Menurutnya, penolakan tersebut tidak didasarkan pada aturan hukum yang berlaku, sementara disisi lain semua aturan yang berlaku di sistem, mulai dari tahap kabupaten sampai provinsi, telah dipatuhi. Bahkan, mereka sudah membayar pajak yang langsung disetor ke Kasda Provinsi.
"Penolakan pertambangan ini kami pertanyakan alasan hukumnya tidak pernah mensurvei lokasi tiba-tiba melakukan penolakan," sebutnya.
"Penolakan tidak berdasar dengan aturan dan tidak ada juga rekomendasi untuk memenuhi syarat, sementara kita sudah tahap finishing karena sejak bulan 12 kajian, sampai sekarang kita tidak mendapat kejelasan gara-gara surat pernyataan penolakan itu," tambahnya.
Dirinya juga menyoroti ketidaksetaraan perlakuan terhadap pertambangan legal dan ilegal.
"Yang membuat sakit hati adalah kita mau bermitra, justru dipersulit.

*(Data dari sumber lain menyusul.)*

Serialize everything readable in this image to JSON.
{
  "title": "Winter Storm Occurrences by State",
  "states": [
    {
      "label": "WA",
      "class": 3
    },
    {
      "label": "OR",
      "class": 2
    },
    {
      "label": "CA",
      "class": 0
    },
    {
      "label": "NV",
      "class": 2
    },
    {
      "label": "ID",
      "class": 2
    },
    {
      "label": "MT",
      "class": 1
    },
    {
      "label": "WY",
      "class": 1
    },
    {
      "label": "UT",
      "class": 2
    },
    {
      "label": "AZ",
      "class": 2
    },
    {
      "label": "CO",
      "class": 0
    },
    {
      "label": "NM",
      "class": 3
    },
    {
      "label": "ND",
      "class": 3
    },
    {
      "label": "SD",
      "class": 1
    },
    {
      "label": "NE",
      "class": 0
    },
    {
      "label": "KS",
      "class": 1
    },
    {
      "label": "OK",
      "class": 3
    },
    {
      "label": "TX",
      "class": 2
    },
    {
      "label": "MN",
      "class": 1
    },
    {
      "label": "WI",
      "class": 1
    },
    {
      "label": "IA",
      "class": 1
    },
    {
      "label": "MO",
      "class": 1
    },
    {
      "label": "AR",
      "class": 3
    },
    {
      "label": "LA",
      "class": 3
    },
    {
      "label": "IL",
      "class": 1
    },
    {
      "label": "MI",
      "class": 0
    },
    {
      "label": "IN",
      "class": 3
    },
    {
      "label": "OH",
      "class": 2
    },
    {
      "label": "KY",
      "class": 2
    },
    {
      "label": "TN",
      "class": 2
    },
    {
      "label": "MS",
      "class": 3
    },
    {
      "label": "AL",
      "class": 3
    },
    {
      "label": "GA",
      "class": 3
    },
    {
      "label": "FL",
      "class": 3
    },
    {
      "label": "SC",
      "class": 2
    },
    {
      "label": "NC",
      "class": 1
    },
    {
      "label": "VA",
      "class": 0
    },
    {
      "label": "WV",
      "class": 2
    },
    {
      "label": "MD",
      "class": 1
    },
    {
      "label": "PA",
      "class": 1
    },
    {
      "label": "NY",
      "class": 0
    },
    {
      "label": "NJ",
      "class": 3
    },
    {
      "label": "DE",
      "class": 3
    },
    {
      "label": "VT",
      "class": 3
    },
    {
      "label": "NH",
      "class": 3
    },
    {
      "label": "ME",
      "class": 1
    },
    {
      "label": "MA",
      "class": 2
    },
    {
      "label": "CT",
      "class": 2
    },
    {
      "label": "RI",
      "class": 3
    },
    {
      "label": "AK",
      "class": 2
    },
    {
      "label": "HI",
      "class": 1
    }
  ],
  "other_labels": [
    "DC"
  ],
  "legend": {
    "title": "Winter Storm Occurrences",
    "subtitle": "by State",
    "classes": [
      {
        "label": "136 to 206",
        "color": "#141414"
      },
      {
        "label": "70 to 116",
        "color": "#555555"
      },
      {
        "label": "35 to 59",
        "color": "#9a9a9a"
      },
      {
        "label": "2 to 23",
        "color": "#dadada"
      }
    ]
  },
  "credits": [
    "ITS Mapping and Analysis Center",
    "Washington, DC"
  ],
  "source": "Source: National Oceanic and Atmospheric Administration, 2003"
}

Sementara di sisi lain ada tambang ilegal yang beroperasi tanpa hambatan," ucapnya dengan penuh kesal.
Sementara itu Direktur CV Dua Tujuh Group Arafah menyampaikan harapannya agar pihak terkait membalas surat DLH provinsi dan menjelaskan juga menjabarkan kekeliruannya atau sarannya yang mendasar sesuai regulasi atau undang-undang yang berlaku.
"Kami ingin bermitra dengan pemerintah bukan mau bertentangan dengan pemerintah kabupaten Bone," harapnya.
Ia juga menyampaikan kesiapannya untuk melakukan penghijauan di lokasi tambang tersebut.
"Kami akan siapkan ribuan pohon pohon jati untuk lokasi yang gundul," kata Arafah.
Meski sudah melakukan berbagai upaya untuk menyelesaikan masalah ini namun, pihak CV Dua Tujuh Group mengaku sudah mengalami kerugian hingga ratusan juta rupiah. Mereka tidak punya pilihan selain mengambil langkah hukum.
"Langka itu kita tempuh karena kerugian sudah ratusan juta rupiah. Untuk dokumen pertambangan saja, sudah keluar dana 3 sampai 4 ratus juta, karena untuk melengkapi semua dokumen kita gunakan konsultan, kita gunakan ahli geologi," ungkap Arma Amin.
Terkait persoalan itu, mereka berencana untuk menempuh jalur hukum dengan mengajukan gugatan ke Pengadilan Tata Usaha Negara (PTUN) untuk mencari keadilan.